In the Shadow of the War
The St. Louis
Liesel Joseph was one of the 960 Jews on board the St. Louis, a ship that left Hamburg, Germany in May, 1939, bound for Cuba. The boat was not allowed to dock in Cuba even though all the passengers on board had entrance visas. They also were not permitted entrance to the national waters of the U.S. or Canada and were forced to sail back to Europe.
A story is told of how some of the children on board the St. Louis were playing on deck, pretending they were German soldiers at a blockade. One of the children approached the “German officer” at the “blockade” and asked permission to pass through. The child begged and pleaded, but the “officer” refused. The child asked why he was not allowed to pass, and the “officer” replied, “because you are a Jew, that is why.” “But sir, I am only a little Jew,” said the child.

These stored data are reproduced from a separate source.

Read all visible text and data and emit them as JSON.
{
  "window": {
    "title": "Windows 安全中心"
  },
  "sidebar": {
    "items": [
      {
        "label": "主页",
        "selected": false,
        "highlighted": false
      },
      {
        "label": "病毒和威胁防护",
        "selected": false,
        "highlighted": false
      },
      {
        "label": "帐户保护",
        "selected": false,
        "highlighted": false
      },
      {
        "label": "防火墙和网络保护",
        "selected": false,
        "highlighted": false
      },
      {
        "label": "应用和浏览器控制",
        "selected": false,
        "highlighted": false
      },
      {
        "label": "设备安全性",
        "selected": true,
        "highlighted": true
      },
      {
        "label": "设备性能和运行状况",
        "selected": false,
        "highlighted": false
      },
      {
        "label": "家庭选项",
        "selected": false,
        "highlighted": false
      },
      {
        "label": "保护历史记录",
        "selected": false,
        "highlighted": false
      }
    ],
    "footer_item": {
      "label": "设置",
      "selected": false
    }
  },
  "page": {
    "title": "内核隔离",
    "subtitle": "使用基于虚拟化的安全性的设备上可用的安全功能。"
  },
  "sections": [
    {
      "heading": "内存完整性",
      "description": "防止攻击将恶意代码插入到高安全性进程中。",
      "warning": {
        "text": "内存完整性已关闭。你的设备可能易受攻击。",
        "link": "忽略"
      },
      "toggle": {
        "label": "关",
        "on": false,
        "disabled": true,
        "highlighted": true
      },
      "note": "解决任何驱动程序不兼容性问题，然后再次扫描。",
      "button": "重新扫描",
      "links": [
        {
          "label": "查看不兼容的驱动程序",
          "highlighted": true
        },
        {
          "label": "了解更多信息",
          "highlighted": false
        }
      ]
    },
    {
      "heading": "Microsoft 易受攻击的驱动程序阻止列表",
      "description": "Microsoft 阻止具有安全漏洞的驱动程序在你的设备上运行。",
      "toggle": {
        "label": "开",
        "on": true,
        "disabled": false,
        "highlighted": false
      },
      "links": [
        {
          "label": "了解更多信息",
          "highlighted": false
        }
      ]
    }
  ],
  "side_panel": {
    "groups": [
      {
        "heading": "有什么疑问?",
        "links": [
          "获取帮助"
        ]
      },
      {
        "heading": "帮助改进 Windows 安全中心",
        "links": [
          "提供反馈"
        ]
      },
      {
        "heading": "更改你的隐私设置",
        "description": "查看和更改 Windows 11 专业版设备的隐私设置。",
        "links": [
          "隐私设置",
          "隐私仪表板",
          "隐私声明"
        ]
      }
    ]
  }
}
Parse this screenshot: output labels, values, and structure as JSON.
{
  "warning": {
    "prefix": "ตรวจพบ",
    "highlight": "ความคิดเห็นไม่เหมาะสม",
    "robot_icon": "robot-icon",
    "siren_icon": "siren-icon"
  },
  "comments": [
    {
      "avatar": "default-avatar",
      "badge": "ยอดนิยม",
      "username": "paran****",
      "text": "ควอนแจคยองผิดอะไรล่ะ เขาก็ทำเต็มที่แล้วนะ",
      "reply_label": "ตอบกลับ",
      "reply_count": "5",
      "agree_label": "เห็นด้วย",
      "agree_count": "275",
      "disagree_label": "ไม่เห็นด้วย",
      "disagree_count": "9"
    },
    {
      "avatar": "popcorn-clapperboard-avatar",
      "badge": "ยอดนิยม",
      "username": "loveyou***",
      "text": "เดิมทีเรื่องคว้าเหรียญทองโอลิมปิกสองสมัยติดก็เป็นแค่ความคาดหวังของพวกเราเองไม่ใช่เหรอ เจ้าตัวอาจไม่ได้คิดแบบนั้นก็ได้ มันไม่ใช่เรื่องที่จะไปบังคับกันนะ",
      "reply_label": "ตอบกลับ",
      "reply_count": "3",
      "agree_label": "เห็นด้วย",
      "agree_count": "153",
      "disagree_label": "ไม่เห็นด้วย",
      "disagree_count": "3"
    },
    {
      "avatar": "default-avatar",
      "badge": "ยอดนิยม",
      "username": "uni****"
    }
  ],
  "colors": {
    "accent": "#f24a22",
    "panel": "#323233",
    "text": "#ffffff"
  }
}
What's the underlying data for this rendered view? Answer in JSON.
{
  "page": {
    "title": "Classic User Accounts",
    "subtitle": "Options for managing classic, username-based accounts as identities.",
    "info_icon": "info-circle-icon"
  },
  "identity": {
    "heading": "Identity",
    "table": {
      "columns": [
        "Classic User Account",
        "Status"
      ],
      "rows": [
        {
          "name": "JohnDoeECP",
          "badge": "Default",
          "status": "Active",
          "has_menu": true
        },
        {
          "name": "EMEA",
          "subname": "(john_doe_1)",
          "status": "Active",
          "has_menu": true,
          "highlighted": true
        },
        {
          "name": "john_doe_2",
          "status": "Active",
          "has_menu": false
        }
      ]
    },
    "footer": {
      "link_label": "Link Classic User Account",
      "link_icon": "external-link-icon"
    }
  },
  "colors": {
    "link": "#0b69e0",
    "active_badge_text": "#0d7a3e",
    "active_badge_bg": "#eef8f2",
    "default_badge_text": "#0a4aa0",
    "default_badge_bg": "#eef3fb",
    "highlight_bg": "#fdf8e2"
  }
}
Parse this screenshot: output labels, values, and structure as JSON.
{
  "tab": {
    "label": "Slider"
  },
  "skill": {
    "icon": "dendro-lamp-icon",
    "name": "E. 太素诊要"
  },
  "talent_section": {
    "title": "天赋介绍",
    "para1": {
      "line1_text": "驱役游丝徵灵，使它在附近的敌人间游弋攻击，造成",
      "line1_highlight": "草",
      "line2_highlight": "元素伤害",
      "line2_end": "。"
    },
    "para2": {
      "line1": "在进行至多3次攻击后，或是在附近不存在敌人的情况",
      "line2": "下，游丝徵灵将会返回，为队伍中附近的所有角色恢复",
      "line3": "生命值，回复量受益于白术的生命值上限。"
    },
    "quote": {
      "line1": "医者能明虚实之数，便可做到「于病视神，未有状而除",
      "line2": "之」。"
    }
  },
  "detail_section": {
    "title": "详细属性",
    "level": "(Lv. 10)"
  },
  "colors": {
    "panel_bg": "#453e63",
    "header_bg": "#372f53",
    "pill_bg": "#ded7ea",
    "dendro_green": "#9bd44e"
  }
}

The game indicates that the children on the St. Louis didn’t understand yet, that as far as the Nazis were concerned, they were not children, but “little Jews”, and as such, even they would not be spared.
Most of the Jews who sailed on the St. Louis perished in the Holocaust. One of the few survivors was Liesel Joseph, 13, who found haven in London. On her painting of the St. Louis there is no sign of life. The boat is painted in dark colors, although the sky in the background is pink, perhaps expressing Liesel’s hope for a better and happier future.